RADARBANYUWANGI.ID - PT Kereta Api Indonesia (Persero) atau PT KAI mencatat sebanyak 108 perjalanan kereta api (KA) yang melintasi jalur utara Jawa Tengah dibatalkan akibat banjir yang melanda wilayah Pekalongan.
Gangguan operasional ini terjadi sejak Jumat (16/1/2026) hingga Senin (19/1/2026), seiring terendamnya jalur rel di lintasan vital Pantura.
Puluhan Perjalanan Dialihkan Lewat Jalur Selatan
Manajer Humas PT KAI Daop 4 Semarang, Luqman Arif, menjelaskan bahwa selain pembatalan perjalanan, terdapat 31 perjalanan KA yang harus diputar melalui jalur selatan sebagai langkah antisipasi untuk menjaga keselamatan perjalanan.
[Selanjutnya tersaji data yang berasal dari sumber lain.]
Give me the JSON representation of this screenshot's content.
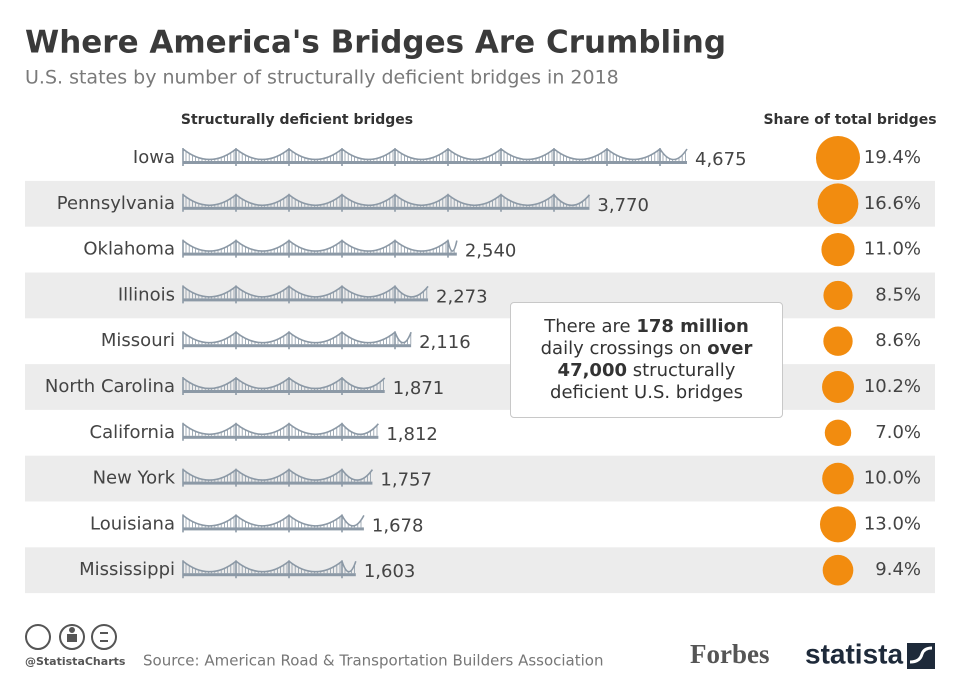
{
  "chart_data": {
    "type": "pictogram-bar",
    "title": "Where America's Bridges Are Crumbling",
    "subtitle": "U.S. states by number of structurally deficient bridges in 2018",
    "categories": [
      "Iowa",
      "Pennsylvania",
      "Oklahoma",
      "Illinois",
      "Missouri",
      "North Carolina",
      "California",
      "New York",
      "Louisiana",
      "Mississippi"
    ],
    "series": [
      {
        "name": "Structurally deficient bridges",
        "color": "#8c99a6",
        "values": [
          4675,
          3770,
          2540,
          2273,
          2116,
          1871,
          1812,
          1757,
          1678,
          1603
        ],
        "value_labels": [
          "4,675",
          "3,770",
          "2,540",
          "2,273",
          "2,116",
          "1,871",
          "1,812",
          "1,757",
          "1,678",
          "1,603"
        ]
      },
      {
        "name": "Share of total bridges",
        "color": "#f28c0f",
        "values": [
          19.4,
          16.6,
          11.0,
          8.5,
          8.6,
          10.2,
          7.0,
          10.0,
          13.0,
          9.4
        ],
        "value_labels": [
          "19.4%",
          "16.6%",
          "11.0%",
          "8.5%",
          "8.6%",
          "10.2%",
          "7.0%",
          "10.0%",
          "13.0%",
          "9.4%"
        ]
      }
    ],
    "annotation": [
      "There are ",
      "178 million",
      " daily crossings on ",
      "over 47,000",
      " structurally deficient U.S. bridges"
    ]
  },
  "footer": {
    "handle": "@StatistaCharts",
    "source": "Source: American Road & Transportation Builders Association",
    "publisher": "Forbes",
    "brand": "statista"
  }
}
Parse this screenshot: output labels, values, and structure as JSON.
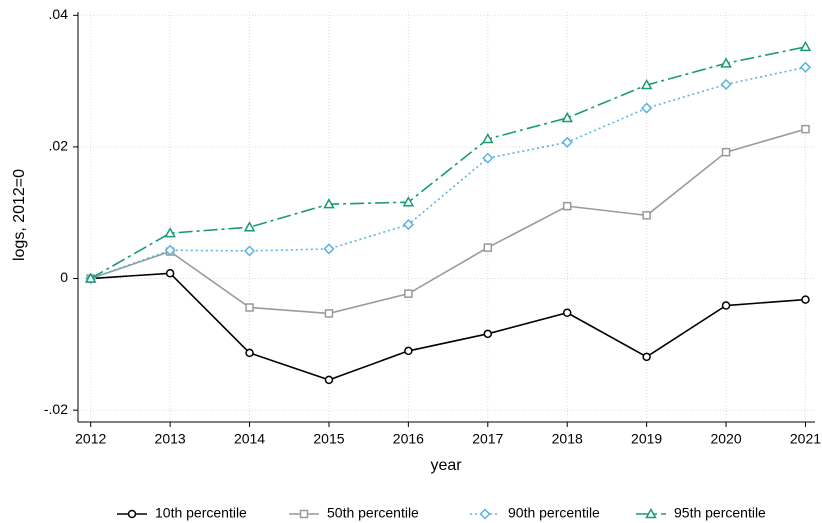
{
  "chart_data": {
    "type": "line",
    "ylabel": "logs, 2012=0",
    "xlabel": "year",
    "x": [
      2012,
      2013,
      2014,
      2015,
      2016,
      2017,
      2018,
      2019,
      2020,
      2021
    ],
    "series": [
      {
        "name": "10th percentile",
        "color": "#000000",
        "marker": "circle",
        "dash": "solid",
        "values": [
          0,
          0.0008,
          -0.0113,
          -0.0154,
          -0.011,
          -0.0084,
          -0.0052,
          -0.0119,
          -0.0041,
          -0.0032
        ]
      },
      {
        "name": "50th percentile",
        "color": "#9a9a9a",
        "marker": "square",
        "dash": "solid",
        "values": [
          0,
          0.0041,
          -0.0044,
          -0.0053,
          -0.0023,
          0.0047,
          0.011,
          0.0096,
          0.0192,
          0.0227
        ]
      },
      {
        "name": "90th percentile",
        "color": "#5ab4de",
        "marker": "diamond",
        "dash": "dot",
        "values": [
          0,
          0.0043,
          0.0042,
          0.0045,
          0.0082,
          0.0183,
          0.0207,
          0.0259,
          0.0295,
          0.0321
        ]
      },
      {
        "name": "95th percentile",
        "color": "#1a9a76",
        "marker": "triangle",
        "dash": "dashdot",
        "values": [
          0,
          0.0069,
          0.0078,
          0.0113,
          0.0116,
          0.0212,
          0.0244,
          0.0294,
          0.0327,
          0.0352
        ]
      }
    ],
    "xlim": [
      2011.84,
      2021.12
    ],
    "ylim": [
      -0.0218,
      0.0405
    ],
    "xticks": [
      2012,
      2013,
      2014,
      2015,
      2016,
      2017,
      2018,
      2019,
      2020,
      2021
    ],
    "yticks": [
      {
        "value": -0.02,
        "label": "-.02"
      },
      {
        "value": 0,
        "label": "0"
      },
      {
        "value": 0.02,
        "label": ".02"
      },
      {
        "value": 0.04,
        "label": ".04"
      }
    ],
    "grid": true,
    "legend": "bottom"
  }
}
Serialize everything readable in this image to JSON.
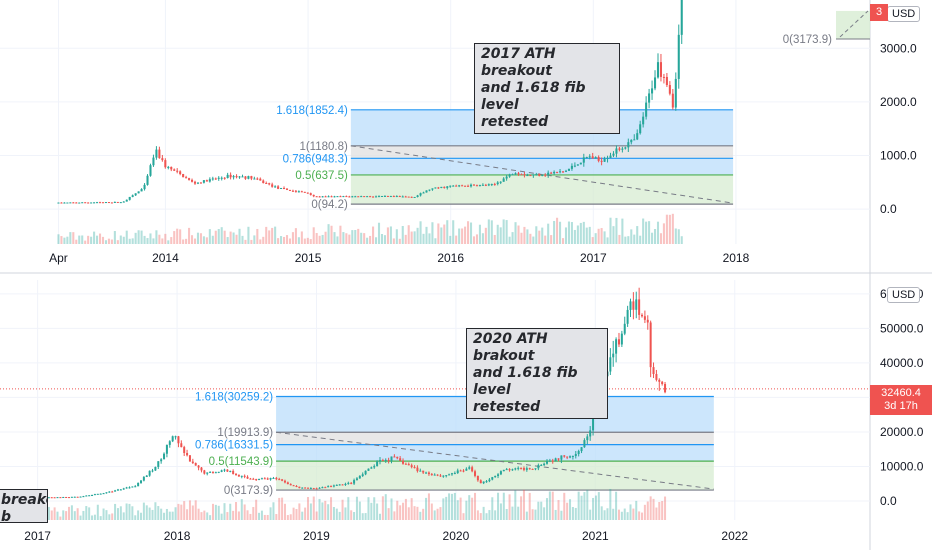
{
  "colors": {
    "up": "#26a69a",
    "down": "#ef5350",
    "fib_blue_fill": "#bbdefb",
    "fib_blue_line": "#2196f3",
    "fib_grey_fill": "#e0e0e0",
    "fib_green_fill": "#d7ecd2",
    "fib_green_line": "#4caf50",
    "grid": "#f0f3fa",
    "axis_text": "#131722",
    "price_line": "#ef5350"
  },
  "chart_data": [
    {
      "type": "candlestick",
      "currency_badge": "USD",
      "annotation": "2017 ATH breakout\nand 1.618 fib level\nretested",
      "y_ticks": [
        "3000.0",
        "2000.0",
        "1000.0",
        "0.0"
      ],
      "y_tick_values": [
        3000,
        2000,
        1000,
        0
      ],
      "ylim": [
        -650,
        3900
      ],
      "x_ticks": [
        "Apr",
        "2014",
        "2015",
        "2016",
        "2017",
        "2018"
      ],
      "x_tick_dates": [
        2013.25,
        2014.0,
        2015.0,
        2016.0,
        2017.0,
        2018.0
      ],
      "xlim": [
        2012.84,
        2018.94
      ],
      "fib_levels": [
        {
          "label": "1.618(1852.4)",
          "value": 1852.4,
          "color": "#2196f3"
        },
        {
          "label": "1(1180.8)",
          "value": 1180.8,
          "color": "#787b86"
        },
        {
          "label": "0.786(948.3)",
          "value": 948.3,
          "color": "#2196f3"
        },
        {
          "label": "0.5(637.5)",
          "value": 637.5,
          "color": "#4caf50"
        },
        {
          "label": "0(94.2)",
          "value": 94.2,
          "color": "#787b86"
        }
      ],
      "fib_x_range": [
        2015.3,
        2017.98
      ],
      "extra_label": "0(3173.9)",
      "extra_label_value": 3173.9,
      "price_tag": "3",
      "series_keypoints": [
        [
          2013.25,
          120
        ],
        [
          2013.7,
          130
        ],
        [
          2013.85,
          400
        ],
        [
          2013.93,
          1100
        ],
        [
          2014.0,
          800
        ],
        [
          2014.1,
          650
        ],
        [
          2014.2,
          480
        ],
        [
          2014.45,
          620
        ],
        [
          2014.6,
          590
        ],
        [
          2014.8,
          380
        ],
        [
          2015.0,
          300
        ],
        [
          2015.05,
          230
        ],
        [
          2015.4,
          240
        ],
        [
          2015.75,
          230
        ],
        [
          2015.85,
          370
        ],
        [
          2016.0,
          430
        ],
        [
          2016.3,
          450
        ],
        [
          2016.45,
          700
        ],
        [
          2016.55,
          630
        ],
        [
          2016.8,
          700
        ],
        [
          2016.97,
          990
        ],
        [
          2017.04,
          900
        ],
        [
          2017.2,
          1150
        ],
        [
          2017.3,
          1300
        ],
        [
          2017.38,
          2000
        ],
        [
          2017.45,
          2700
        ],
        [
          2017.52,
          2400
        ],
        [
          2017.56,
          1900
        ],
        [
          2017.62,
          3900
        ]
      ]
    },
    {
      "type": "candlestick",
      "currency_badge": "USD",
      "annotation": "2020 ATH brakout\nand 1.618 fib level\nretested",
      "left_annotation": "breakout\nb level",
      "y_ticks": [
        "60000.0",
        "50000.0",
        "40000.0",
        "30000.0",
        "20000.0",
        "10000.0",
        "0.0"
      ],
      "y_tick_values": [
        60000,
        50000,
        40000,
        30000,
        20000,
        10000,
        0
      ],
      "ylim": [
        -5500,
        64000
      ],
      "x_ticks": [
        "2017",
        "2018",
        "2019",
        "2020",
        "2021",
        "2022"
      ],
      "x_tick_dates": [
        2017.0,
        2018.0,
        2019.0,
        2020.0,
        2021.0,
        2022.0
      ],
      "xlim": [
        2016.73,
        2022.97
      ],
      "fib_levels": [
        {
          "label": "1.618(30259.2)",
          "value": 30259.2,
          "color": "#2196f3"
        },
        {
          "label": "1(19913.9)",
          "value": 19913.9,
          "color": "#787b86"
        },
        {
          "label": "0.786(16331.5)",
          "value": 16331.5,
          "color": "#2196f3"
        },
        {
          "label": "0.5(11543.9)",
          "value": 11543.9,
          "color": "#4caf50"
        },
        {
          "label": "0(3173.9)",
          "value": 3173.9,
          "color": "#787b86"
        }
      ],
      "fib_x_range": [
        2018.71,
        2021.85
      ],
      "price_tag": "32460.4",
      "price_tag_sub": "3d 17h",
      "last_price": 32460.4,
      "series_keypoints": [
        [
          2016.75,
          900
        ],
        [
          2017.0,
          1000
        ],
        [
          2017.3,
          1200
        ],
        [
          2017.5,
          2500
        ],
        [
          2017.7,
          4500
        ],
        [
          2017.85,
          10000
        ],
        [
          2017.97,
          19000
        ],
        [
          2018.1,
          11000
        ],
        [
          2018.2,
          8000
        ],
        [
          2018.35,
          9000
        ],
        [
          2018.5,
          6500
        ],
        [
          2018.7,
          6500
        ],
        [
          2018.87,
          3800
        ],
        [
          2019.0,
          3700
        ],
        [
          2019.25,
          5200
        ],
        [
          2019.45,
          11500
        ],
        [
          2019.55,
          12500
        ],
        [
          2019.75,
          8500
        ],
        [
          2019.9,
          7200
        ],
        [
          2020.1,
          9500
        ],
        [
          2020.18,
          5000
        ],
        [
          2020.35,
          9000
        ],
        [
          2020.55,
          9500
        ],
        [
          2020.65,
          11500
        ],
        [
          2020.85,
          13500
        ],
        [
          2020.95,
          19000
        ],
        [
          2021.02,
          30000
        ],
        [
          2021.1,
          40000
        ],
        [
          2021.2,
          50000
        ],
        [
          2021.28,
          58000
        ],
        [
          2021.33,
          55000
        ],
        [
          2021.38,
          50000
        ],
        [
          2021.4,
          38000
        ],
        [
          2021.45,
          34000
        ],
        [
          2021.5,
          32460
        ]
      ]
    }
  ]
}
“Selama periode tersebut tercatat 10.985 penumpang terdampak dan memilih untuk membatalkan tiket yang telah dibeli,” ujar Luqman.
Permohonan Maaf PT KAI kepada Penumpang
PT KAI menyampaikan permohonan maaf kepada seluruh pelanggan atas ketidaknyamanan yang terjadi akibat bencana alam ini.
Banjir yang melanda Pekalongan menyebabkan jalur KA di wilayah Pantura Jawa Tengah sempat terputus total sejak Minggu (18/1/2026).
Jalur Pekalongan–Sragi Mulai Bisa Dilalui Terbatas
Luqman menambahkan, jalur KA yang tergenang banjir antara Stasiun Pekalongan dan Stasiun Sragi kini sudah dapat dilalui kembali dengan kecepatan terbatas sejak Senin (19/1/2026) siang.
Meski demikian, perjalanan belum sepenuhnya normal.
Petugas di lapangan masih terus melakukan percepatan penanganan agar jalur tersebut dapat segera digunakan secara optimal dan aman.
Kereta Perawatan Jalan Rel Diterjunkan
Sebagai bagian dari upaya pemulihan, PT KAI juga menurunkan Kereta Perawatan Jalan Rel (KPJR).
Armada ini digunakan untuk:
- Mengoreksi penurunan rel
- Memperbaiki elevasi jalur
- Menyesuaikan kembali ketinggian rel
Langkah ini dilakukan untuk memastikan keselamatan dan kenyamanan perjalanan kereta api setelah terdampak banjir.
PT KAI Pastikan Keselamatan Jadi Prioritas
PT KAI menegaskan bahwa keselamatan perjalanan menjadi prioritas utama dalam setiap pengambilan keputusan operasional, khususnya saat menghadapi kondisi darurat akibat bencana alam.